Some states are actually placing limits on how much they will pay for Medicaid recipients’ medical costs. Other states are making it more difficult for low-income people to qualify for Medicaid, and as a result hundreds of thousands of individuals are losing their Medicaid health insurance. These cut have been especially severe in Florida, Vermont, and Tennessee. As we can see, it’s the STATE (not private insurance) that is refusing to cover these people. It’s the state that is dropping coverage.

These distortions we see in the private sector arise and are a necessary response to backward government policy. It’s not that the private sector created their perverse policies and the benevolent government must come along and save us poor people from the evil insurance industry. Clearly the private sector has had no choice but to respond in a similar way because government policies have tied their hands where they have no other choice. Don’t you see how government intervention leads to the exact opposite effect it’s meant for? Don’t you see that continuing down this road will NEVER fix anything?

Just a few final thoughts on Medicaid and Medicare.

During the period from 1984-1986, Medicare actually froze payments to physicians, but the cost of treating those patients increased at a rate of about 10%. During that time physicians were able to increase the volume of patients they saw in order to offset the price freeze. Clearly just capping fees is not an adequate solution to the problem.

Medicare, in an attempt at reform, tried using the Prospective Payment System which pays hospitals a fixed amount per patient regardless of the length of stay. These fixed payments or DRGs (discussed earlier) have the intended goal of physicians not over-treating patients and discharging them from the hospital efficiently. Again, a noble goal that unfortunately misses the mark. The result is physicians are paid too little, which forces them to over-treat privately insured patients to try to make up the difference. Combine that with lower quality care for those that need it most and I’d say that’s another example of a lose-lose situation caused by government policy.
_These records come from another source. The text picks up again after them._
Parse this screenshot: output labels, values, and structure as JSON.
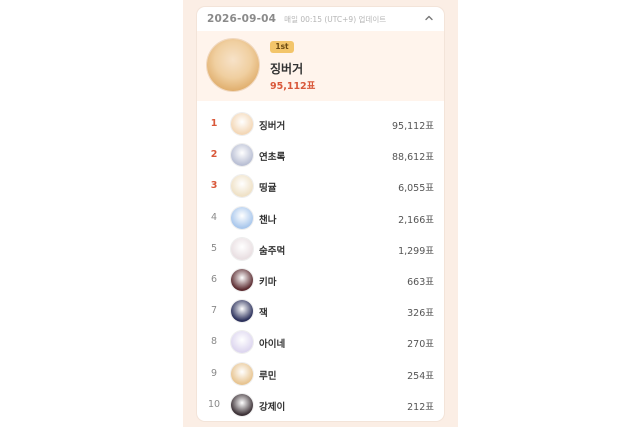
{
  "header": {
    "date": "2026-09-04",
    "update_text": "매일 00:15 (UTC+9) 업데이트"
  },
  "top": {
    "badge": "1st",
    "name": "징버거",
    "votes": "95,112표"
  },
  "ranking": [
    {
      "rank": "1",
      "name": "징버거",
      "votes": "95,112표",
      "avatar_color": "#f3d7b6"
    },
    {
      "rank": "2",
      "name": "연초록",
      "votes": "88,612표",
      "avatar_color": "#b9bfd4"
    },
    {
      "rank": "3",
      "name": "띵귤",
      "votes": "6,055표",
      "avatar_color": "#efe1c6"
    },
    {
      "rank": "4",
      "name": "챈나",
      "votes": "2,166표",
      "avatar_color": "#a9c7ec"
    },
    {
      "rank": "5",
      "name": "숨주먹",
      "votes": "1,299표",
      "avatar_color": "#e9dfe2"
    },
    {
      "rank": "6",
      "name": "키마",
      "votes": "663표",
      "avatar_color": "#5a2a2f"
    },
    {
      "rank": "7",
      "name": "잭",
      "votes": "326표",
      "avatar_color": "#2a2f5a"
    },
    {
      "rank": "8",
      "name": "아이네",
      "votes": "270표",
      "avatar_color": "#ddd6ef"
    },
    {
      "rank": "9",
      "name": "루민",
      "votes": "254표",
      "avatar_color": "#e7c490"
    },
    {
      "rank": "10",
      "name": "강제이",
      "votes": "212표",
      "avatar_color": "#3b3035"
    }
  ],
  "colors": {
    "accent": "#d9583a",
    "badge": "#f3c56a",
    "panel": "#fbeee5"
  },
  "icons": {
    "collapse": "chevron-up-icon"
  }
}
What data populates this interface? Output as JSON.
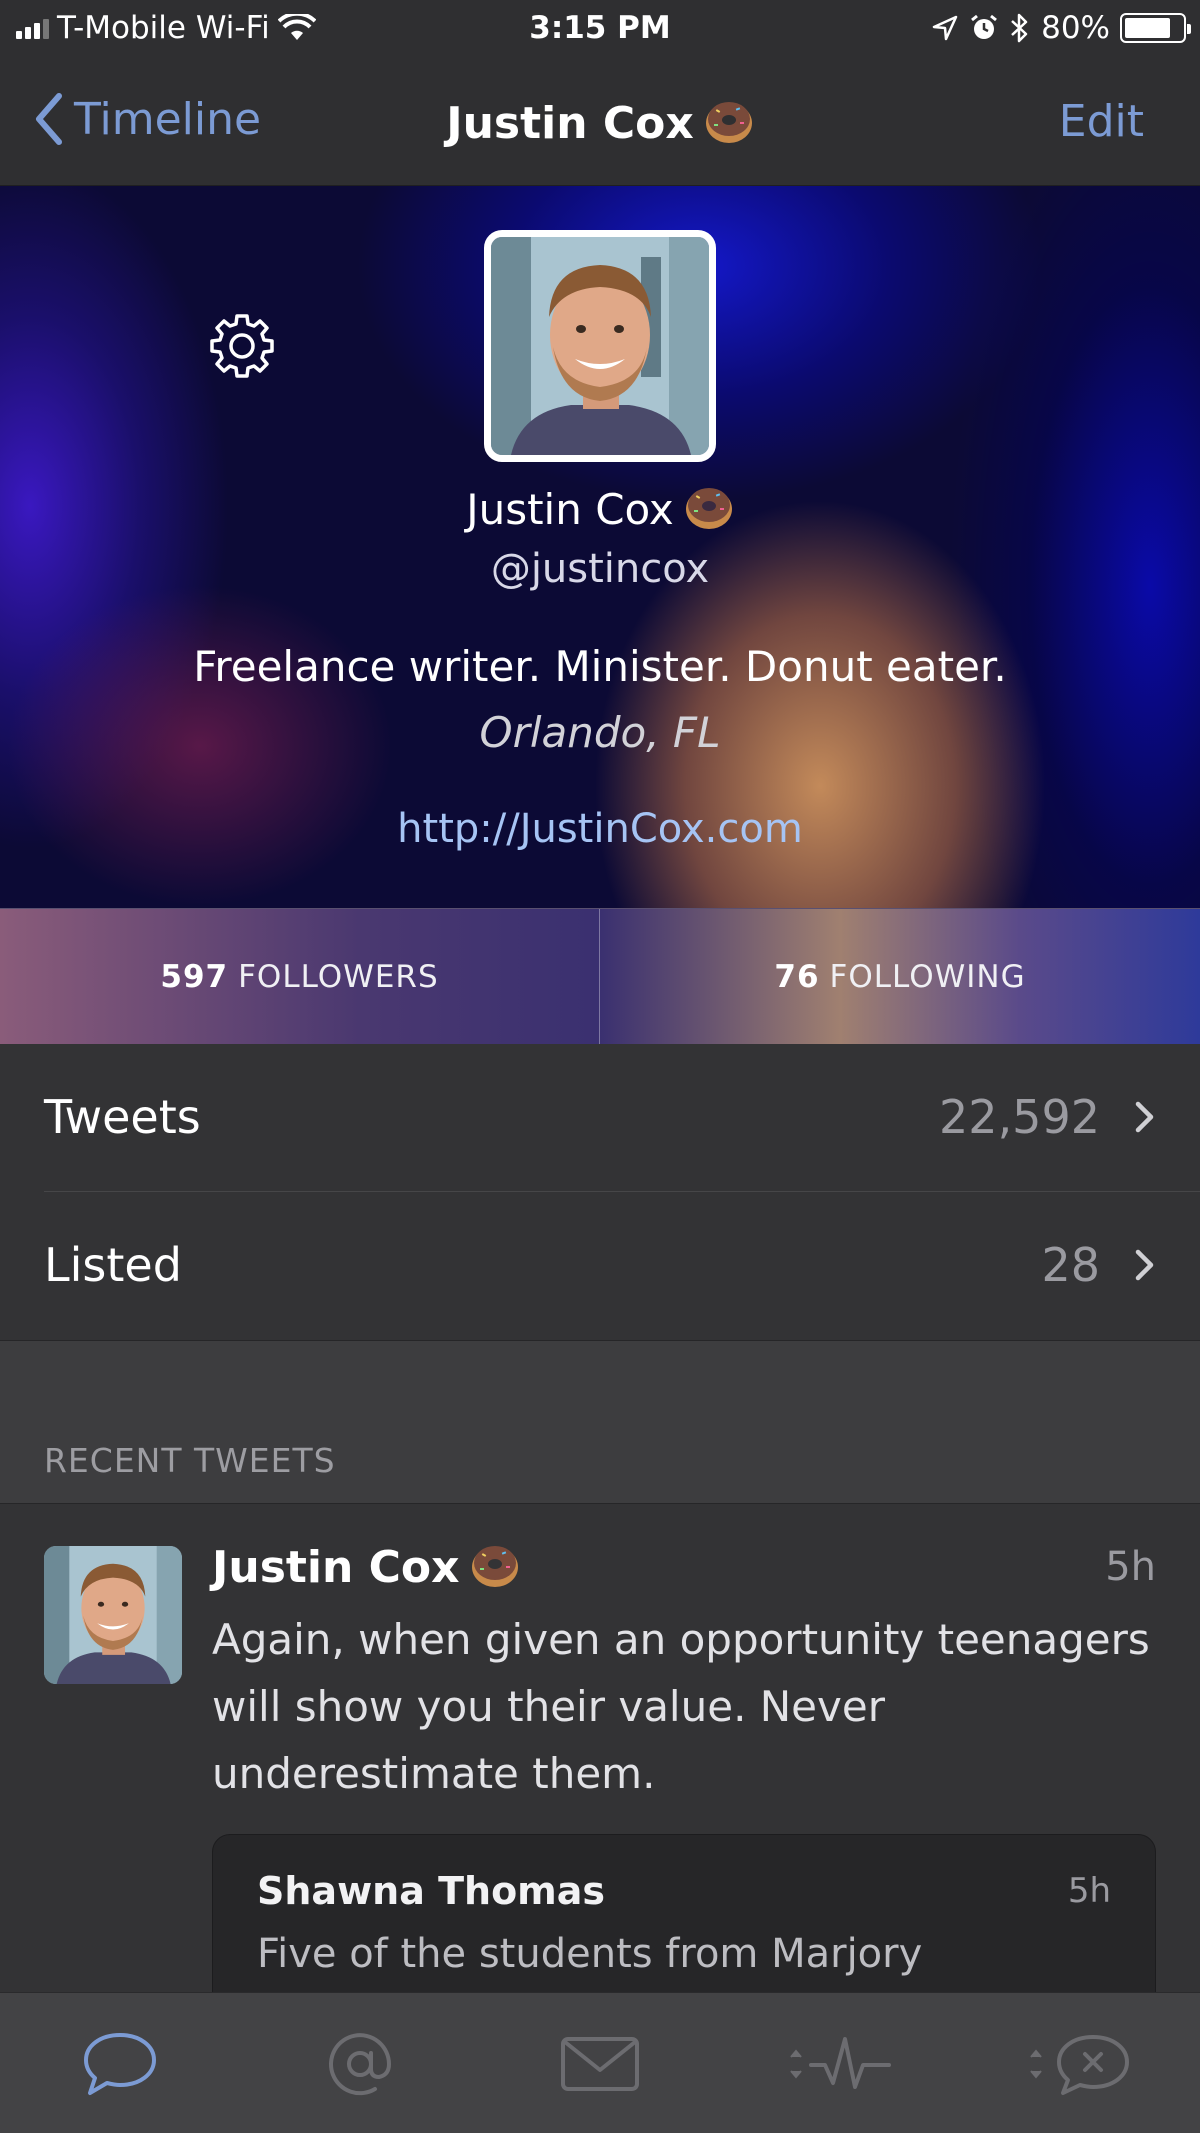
{
  "status_bar": {
    "carrier": "T-Mobile Wi-Fi",
    "time": "3:15 PM",
    "battery": "80%",
    "battery_level": 0.8
  },
  "nav": {
    "back_label": "Timeline",
    "title": "Justin Cox",
    "edit_label": "Edit"
  },
  "profile": {
    "name": "Justin Cox",
    "handle": "@justincox",
    "bio": "Freelance writer. Minister. Donut eater.",
    "location": "Orlando, FL",
    "url": "http://JustinCox.com"
  },
  "stats": {
    "followers_count": "597",
    "followers_label": "FOLLOWERS",
    "following_count": "76",
    "following_label": "FOLLOWING"
  },
  "rows": [
    {
      "label": "Tweets",
      "value": "22,592"
    },
    {
      "label": "Listed",
      "value": "28"
    }
  ],
  "recent_section": {
    "title": "RECENT TWEETS"
  },
  "tweet": {
    "author": "Justin Cox",
    "time": "5h",
    "text": "Again, when given an opportunity teenagers will show you their value. Never underestimate them.",
    "quote": {
      "author": "Shawna Thomas",
      "time": "5h",
      "text": "Five of the students from Marjory"
    }
  },
  "tab_bar": {
    "tabs": [
      {
        "icon": "timeline-bubble-icon",
        "active": true
      },
      {
        "icon": "mentions-at-icon",
        "active": false
      },
      {
        "icon": "messages-envelope-icon",
        "active": false
      },
      {
        "icon": "activity-icon",
        "active": false
      },
      {
        "icon": "mute-filter-icon",
        "active": false
      }
    ]
  },
  "colors": {
    "accent": "#7c9bd4",
    "background": "#333335",
    "link": "#a6c4f4"
  }
}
State governments tried the same approach with Medicaid. They limited their reimbursement to hospitals for Medicaid patients to covering the minimum possible average cost of hospital services. The average reimbursement rate under Medicaid is about 80 percent less than hospital cost of services.
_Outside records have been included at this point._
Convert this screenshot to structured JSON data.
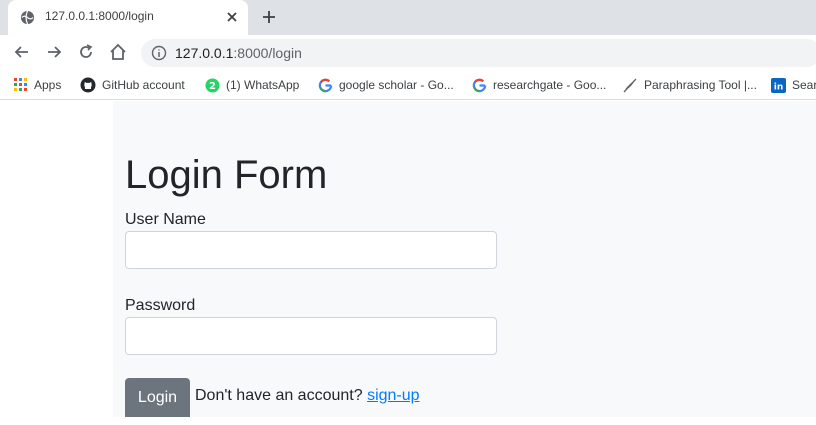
{
  "tab": {
    "title": "127.0.0.1:8000/login",
    "favicon": "globe-icon"
  },
  "address_bar": {
    "host": "127.0.0.1",
    "path": ":8000/login"
  },
  "bookmarks": [
    {
      "label": "Apps",
      "icon": "apps-grid-icon"
    },
    {
      "label": "GitHub account",
      "icon": "github-icon"
    },
    {
      "label": "(1) WhatsApp",
      "icon": "whatsapp-icon"
    },
    {
      "label": "google scholar - Go...",
      "icon": "google-icon"
    },
    {
      "label": "researchgate - Goo...",
      "icon": "google-icon"
    },
    {
      "label": "Paraphrasing Tool |...",
      "icon": "feather-icon"
    },
    {
      "label": "Sear",
      "icon": "linkedin-icon"
    }
  ],
  "form": {
    "title": "Login Form",
    "username_label": "User Name",
    "password_label": "Password",
    "login_button": "Login",
    "signup_prompt": "Don't have an account?",
    "signup_link": "sign-up"
  },
  "colors": {
    "container_bg": "#f8f9fa",
    "button_bg": "#6c757d",
    "link": "#007bff"
  }
}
Unfortunately, low rates of reimbursement under Medicaid have reduced access to medical care for those enrolled under the program. Many doctors are unwilling to accept Medicaid patients and some hospitals are reluctant to admit them. Because of difficulties in finding physicians to treat them, Medicaid patients often seek treatment at hospital emergency rooms, where costs of treatment are more expensive.

There are no easy solutions to the healthcare crisis. But continuing down the same road that caused the crisis in the first place is just plainly a short-sighted bad idea. If the MANY government interventions in healthcare are lifted, the market can and will work like it’s supposed to and you’d find that everybody is able to afford coverage, perhaps even without insurance at all.

The economic consequences of government intervention in healthcare are clear. Why would we think that any politician would know the answer? Why would we trust them with an issue as big as this? We need to listen to economists. We need to follow sound economic policy if we’re to solve the problem. I wish it were as easy as just saying, “the government will fix it,” but the sad truth is it’s not. Don’t be willing to settle for the easy answer just because it seems easy.